Another powerful way to close the gap is through talent exchange between academia and industry. Bringing in adjunct faculty from AI firms can provide students with up-to-date, applied perspectives. Similarly, offering professors sabbaticals within industry would help them understand operational realities and emerging challenges. Mandatory internships or apprenticeships for AI students can ensure that practical exposure complements academic learning, equipping graduates with both knowledge and hands-on experience.

Access to real-world data and computational resources is essential for meaningful AI education and research. Industry partners can contribute open datasets, such as Google’s Open Images or Meta’s AI datasets, for academic use. Cloud service providers like AWS, Google, and Microsoft can offer cloud compute grants to support student and faculty projects. Establishing testbed environments would allow academic teams to validate their AI solutions under near-real industry conditions, accelerating the readiness of research outputs for deployment.

Intellectual property agreements

Clear, well-defined intellectual property agreements are essential to give both academia and industry the confidence to collaborate without fear of legal disputes. Equally important is the need to reform academic promotion and tenure policies so that faculty are recognised and rewarded for impactful industry engagement, technology transfer, and applied problem-solving, rather than being evaluated solely on the number of published research papers. Such changes would encourage more researchers to work on projects with direct societal and economic benefits, ultimately accelerating innovation.

Creating spaces for regular interaction between academia and industry is equally important. Joint AI hackathons and competitions can inspire creative solutions and foster talent discovery. Conferences and workshops should integrate applied AI tracks and industry panels alongside academic sessions. Mentorship programs where experienced industry professionals guide PhD students can also help young researchers navigate decisions between academic and applied career paths.

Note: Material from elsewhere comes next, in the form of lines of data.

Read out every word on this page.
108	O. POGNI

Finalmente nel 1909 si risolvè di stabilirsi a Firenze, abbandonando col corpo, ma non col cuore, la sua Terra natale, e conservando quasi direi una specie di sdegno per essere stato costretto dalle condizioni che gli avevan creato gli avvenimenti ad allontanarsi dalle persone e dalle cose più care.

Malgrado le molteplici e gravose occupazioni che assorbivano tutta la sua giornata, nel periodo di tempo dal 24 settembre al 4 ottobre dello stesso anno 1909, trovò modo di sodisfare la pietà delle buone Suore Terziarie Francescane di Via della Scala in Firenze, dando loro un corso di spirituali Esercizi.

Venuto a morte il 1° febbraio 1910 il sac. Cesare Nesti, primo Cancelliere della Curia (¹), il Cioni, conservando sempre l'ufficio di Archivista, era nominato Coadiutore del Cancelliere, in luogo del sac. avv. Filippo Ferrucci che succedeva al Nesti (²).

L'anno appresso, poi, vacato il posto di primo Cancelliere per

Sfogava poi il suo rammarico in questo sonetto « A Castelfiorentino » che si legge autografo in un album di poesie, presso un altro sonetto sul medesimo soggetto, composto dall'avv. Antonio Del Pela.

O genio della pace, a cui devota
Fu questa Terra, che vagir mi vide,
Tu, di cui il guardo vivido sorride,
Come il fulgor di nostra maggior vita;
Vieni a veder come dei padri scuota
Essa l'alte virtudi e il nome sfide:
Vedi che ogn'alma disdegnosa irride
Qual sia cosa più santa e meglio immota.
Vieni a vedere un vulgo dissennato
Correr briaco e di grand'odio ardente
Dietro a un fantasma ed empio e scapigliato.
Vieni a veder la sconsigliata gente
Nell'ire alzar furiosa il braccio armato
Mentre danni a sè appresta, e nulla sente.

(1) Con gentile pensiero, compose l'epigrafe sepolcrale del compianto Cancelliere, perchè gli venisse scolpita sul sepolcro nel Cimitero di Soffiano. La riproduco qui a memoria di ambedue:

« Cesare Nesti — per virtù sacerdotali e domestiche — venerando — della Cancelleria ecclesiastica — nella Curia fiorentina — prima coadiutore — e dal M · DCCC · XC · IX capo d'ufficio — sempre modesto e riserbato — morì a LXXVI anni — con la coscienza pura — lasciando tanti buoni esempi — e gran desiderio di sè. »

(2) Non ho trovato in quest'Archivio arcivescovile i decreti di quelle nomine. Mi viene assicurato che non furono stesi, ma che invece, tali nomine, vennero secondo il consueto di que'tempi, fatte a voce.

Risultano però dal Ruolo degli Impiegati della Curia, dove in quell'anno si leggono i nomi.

AI-focused entrepreneurship

Finally, universities can play a vital role in driving innovation by actively fostering AI-focused entrepreneurship. By partnering with leading accelerators, they can provide the mentorship, networking, and business expertise needed for research ideas to evolve into viable startups. Dedicated venture funding streams for university-born AI companies would further accelerate this process, enabling promising projects to move from the lab to the market more quickly and with greater impact.

Examples of successful academia–industry partnerships already exist: DeepMind works with Oxford and MIT on fundamental AI research; IBM’s AI Horizons Network co-develops solutions with multiple universities; and Carnegie Mellon has partnered with Argo AI to advance autonomous vehicle technology. However, challenges remain, including cultural differences between academia’s focus on publishing and industry’s emphasis on return on investment, as well as reconciling short-term business needs with long-term research objectives. Data privacy and proprietary restrictions also require secure frameworks, such as federated learning, to enable meaningful collaboration without compromising confidentiality.

The Gulf region, with its ambitious digital transformation agendas and visionary leadership, has a unique opportunity to lead this realignment. By building bridges between academia and industry, we can ensure that our future workforce is not just AI-ready, but AI-resilient. The AI revolution is here. It’s time our education system caught up.

Dr Sanaa Kaddoura is an Associate Professor at Zayed University, Abu Dhabi, specialising in artificial intelligence and machine learning applications in cybersecurity, sustainability, and public sector innovation.